Defendant [appellant] was charged, in a two-count indictment, of violation of the Miller Act (taking indecent liberties with a child), 1 and carnal knowledge. 2 *632 The trial judge found the evidence insufficient to support the charge of carnal knowledge and instructed the jury that, on the second count, it could find the defendant guilty only of the crime of assault with intent to commit carnal knowledge. Defendant was found guilty on the Miller Act charge, and, as well, guilty of assault with intent to commit carnal knowledge. He was given concurrent sentences within the penalties prescribed for the two offenses of which he was convicted. He appeals.
At the opening of the trial in the District Court, defendant’s counsel announced that the defenses would be, first, that no crime was committed by the defendant, and secondly, that, if the defendant did commit the crime, he was not guilty by reason of insanity. The trial judge called counsel to the bench and stated that defense counsel would have to take one position or the other in view of the fact that the two defenses were inconsistent. This was erroneous for two reasons: (1) There is no logical inconsistency between the two defenses; they come to this, that the defendant did not do the acts charged, and that he would not be responsible for them if he did them. (2) In any: event, the Government does not seriously contend, and it cannot, that inconsistent defenses may not be interposed in a criminal case. Cf. Goforth v. United States, 1959,
Other matters have been assigned as error, most of which may not arise upon retrial; however, we think that since one of the situations complained of is likely to recur on retrial it is proper to discuss it.

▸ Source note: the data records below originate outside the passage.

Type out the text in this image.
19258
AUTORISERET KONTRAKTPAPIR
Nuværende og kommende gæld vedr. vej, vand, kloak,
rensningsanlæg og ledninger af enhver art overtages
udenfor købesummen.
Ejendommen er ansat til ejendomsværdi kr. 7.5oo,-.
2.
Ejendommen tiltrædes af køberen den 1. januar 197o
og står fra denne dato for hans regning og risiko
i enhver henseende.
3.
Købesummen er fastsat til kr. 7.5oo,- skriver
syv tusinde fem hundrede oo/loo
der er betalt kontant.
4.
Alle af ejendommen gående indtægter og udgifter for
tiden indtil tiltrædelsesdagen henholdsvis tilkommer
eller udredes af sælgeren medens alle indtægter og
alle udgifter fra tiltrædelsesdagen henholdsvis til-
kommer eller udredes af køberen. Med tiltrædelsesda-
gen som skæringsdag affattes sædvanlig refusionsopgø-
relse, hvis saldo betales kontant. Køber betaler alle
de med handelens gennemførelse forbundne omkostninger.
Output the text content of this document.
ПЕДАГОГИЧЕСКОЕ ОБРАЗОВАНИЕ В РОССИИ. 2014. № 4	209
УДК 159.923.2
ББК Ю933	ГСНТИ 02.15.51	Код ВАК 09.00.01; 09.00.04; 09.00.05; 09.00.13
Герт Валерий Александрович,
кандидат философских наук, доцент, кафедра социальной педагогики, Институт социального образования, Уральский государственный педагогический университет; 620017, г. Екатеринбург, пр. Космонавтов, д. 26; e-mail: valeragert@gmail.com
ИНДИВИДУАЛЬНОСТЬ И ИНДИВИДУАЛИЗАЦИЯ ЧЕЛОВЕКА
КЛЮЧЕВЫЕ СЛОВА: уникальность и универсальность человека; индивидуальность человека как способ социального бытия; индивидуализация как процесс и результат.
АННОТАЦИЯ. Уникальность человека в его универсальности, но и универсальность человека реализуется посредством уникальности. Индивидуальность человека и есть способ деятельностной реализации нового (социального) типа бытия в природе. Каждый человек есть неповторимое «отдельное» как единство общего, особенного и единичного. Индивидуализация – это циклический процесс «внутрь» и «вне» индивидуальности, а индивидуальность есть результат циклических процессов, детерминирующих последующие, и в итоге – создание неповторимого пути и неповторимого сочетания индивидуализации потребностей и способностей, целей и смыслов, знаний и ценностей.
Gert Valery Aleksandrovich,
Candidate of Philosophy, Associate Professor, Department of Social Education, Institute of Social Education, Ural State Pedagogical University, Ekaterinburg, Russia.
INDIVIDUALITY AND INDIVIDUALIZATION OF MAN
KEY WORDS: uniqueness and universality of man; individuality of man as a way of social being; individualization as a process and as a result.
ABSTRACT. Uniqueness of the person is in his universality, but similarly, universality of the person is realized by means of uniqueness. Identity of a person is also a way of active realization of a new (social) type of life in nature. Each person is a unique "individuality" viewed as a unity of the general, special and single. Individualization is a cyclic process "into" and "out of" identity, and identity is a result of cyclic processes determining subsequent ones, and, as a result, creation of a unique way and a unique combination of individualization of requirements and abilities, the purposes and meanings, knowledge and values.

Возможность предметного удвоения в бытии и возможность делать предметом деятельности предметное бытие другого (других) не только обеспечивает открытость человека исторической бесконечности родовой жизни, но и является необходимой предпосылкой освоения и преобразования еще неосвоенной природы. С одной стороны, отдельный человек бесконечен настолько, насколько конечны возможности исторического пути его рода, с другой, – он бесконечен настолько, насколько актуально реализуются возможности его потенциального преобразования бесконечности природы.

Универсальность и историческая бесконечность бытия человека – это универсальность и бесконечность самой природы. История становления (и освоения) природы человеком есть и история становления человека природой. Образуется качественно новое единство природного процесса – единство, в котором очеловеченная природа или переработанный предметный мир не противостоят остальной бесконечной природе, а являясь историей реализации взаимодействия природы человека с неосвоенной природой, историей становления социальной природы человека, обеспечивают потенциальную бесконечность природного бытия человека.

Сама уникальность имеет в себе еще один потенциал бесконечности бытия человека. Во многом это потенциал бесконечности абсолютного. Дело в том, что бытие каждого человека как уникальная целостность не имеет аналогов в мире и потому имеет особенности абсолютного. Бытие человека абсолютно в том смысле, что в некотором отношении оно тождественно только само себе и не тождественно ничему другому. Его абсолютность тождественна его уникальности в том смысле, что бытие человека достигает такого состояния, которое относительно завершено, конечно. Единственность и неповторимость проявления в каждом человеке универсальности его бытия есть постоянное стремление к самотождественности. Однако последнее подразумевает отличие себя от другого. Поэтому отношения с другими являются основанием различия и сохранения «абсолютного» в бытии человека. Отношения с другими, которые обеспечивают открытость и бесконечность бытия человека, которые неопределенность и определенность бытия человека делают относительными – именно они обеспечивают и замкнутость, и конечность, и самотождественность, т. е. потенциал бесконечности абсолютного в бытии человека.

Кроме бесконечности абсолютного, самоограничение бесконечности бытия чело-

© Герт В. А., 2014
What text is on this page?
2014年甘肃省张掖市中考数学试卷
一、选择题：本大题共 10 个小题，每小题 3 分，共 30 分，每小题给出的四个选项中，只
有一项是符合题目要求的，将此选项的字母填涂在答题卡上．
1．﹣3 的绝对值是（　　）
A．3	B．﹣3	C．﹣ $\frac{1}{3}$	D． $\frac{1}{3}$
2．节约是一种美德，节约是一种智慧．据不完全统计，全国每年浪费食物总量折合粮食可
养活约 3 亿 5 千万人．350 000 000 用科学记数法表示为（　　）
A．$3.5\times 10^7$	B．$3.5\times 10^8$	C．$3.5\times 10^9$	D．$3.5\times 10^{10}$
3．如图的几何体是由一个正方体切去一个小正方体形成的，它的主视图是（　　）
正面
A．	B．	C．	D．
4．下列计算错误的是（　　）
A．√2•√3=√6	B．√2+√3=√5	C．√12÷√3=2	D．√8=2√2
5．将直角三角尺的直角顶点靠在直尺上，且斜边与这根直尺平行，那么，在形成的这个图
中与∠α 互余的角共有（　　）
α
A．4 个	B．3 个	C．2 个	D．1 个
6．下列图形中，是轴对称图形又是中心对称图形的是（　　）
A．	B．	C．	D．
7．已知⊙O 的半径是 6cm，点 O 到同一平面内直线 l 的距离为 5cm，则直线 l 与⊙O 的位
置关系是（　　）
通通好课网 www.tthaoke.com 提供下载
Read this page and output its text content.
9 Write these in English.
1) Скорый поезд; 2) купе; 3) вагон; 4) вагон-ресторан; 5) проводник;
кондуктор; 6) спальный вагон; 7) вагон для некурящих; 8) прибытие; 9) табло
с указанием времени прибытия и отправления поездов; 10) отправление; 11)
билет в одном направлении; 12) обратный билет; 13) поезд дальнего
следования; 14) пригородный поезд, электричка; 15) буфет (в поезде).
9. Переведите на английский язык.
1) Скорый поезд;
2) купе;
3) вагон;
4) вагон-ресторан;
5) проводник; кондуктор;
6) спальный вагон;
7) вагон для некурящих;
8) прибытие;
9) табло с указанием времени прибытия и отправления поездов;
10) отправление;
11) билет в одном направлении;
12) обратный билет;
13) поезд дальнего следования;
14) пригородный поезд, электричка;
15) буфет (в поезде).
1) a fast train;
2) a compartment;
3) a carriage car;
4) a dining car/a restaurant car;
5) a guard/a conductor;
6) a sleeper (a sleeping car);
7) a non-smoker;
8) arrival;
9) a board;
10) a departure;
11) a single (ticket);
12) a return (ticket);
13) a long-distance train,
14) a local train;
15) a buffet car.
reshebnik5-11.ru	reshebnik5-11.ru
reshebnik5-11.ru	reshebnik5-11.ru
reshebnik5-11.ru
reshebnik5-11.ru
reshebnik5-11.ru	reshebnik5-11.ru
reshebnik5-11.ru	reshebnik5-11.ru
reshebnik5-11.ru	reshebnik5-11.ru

As above stated, the indictment charged the defendant with violation of the Miller Act in the first count, and with carnal knowledge, in the second count. At the close of the Government’s case, the court granted a partial judgment of not guilty under the second count, stating there was no evidence to support the carnal knowledge charge, but submitted to the jury the lesser included offense of assault with intent to commit carnal knowledge. We think this was correct.
We believe, however, that under authority of Younger v. United States,
The Government urges that, in view of the fact that the court imposed concurrent sentences and that the punishment imposed was not in excess of that permissible under either count, we should not remand the case but merely vacate and set aside the sentence under the Miller Act count. We think, however, that the practice set forth in Younger should have been followed and, on retrial, such should be the procedure.
So far as the admission in evidence of the hospital record of the medical examination of Patricia Parham is concerned, it is unlikely that this matter will arise in a subsequent trial. The examining physician was not called as a witness, the court being advised that the witness was out of the jurisdiction and unavailable. We think we should add, however, that, if the matter arises under *633 the same circumstances, we would be compelled to hold the evidence inadmissible.
Reversed and remanded.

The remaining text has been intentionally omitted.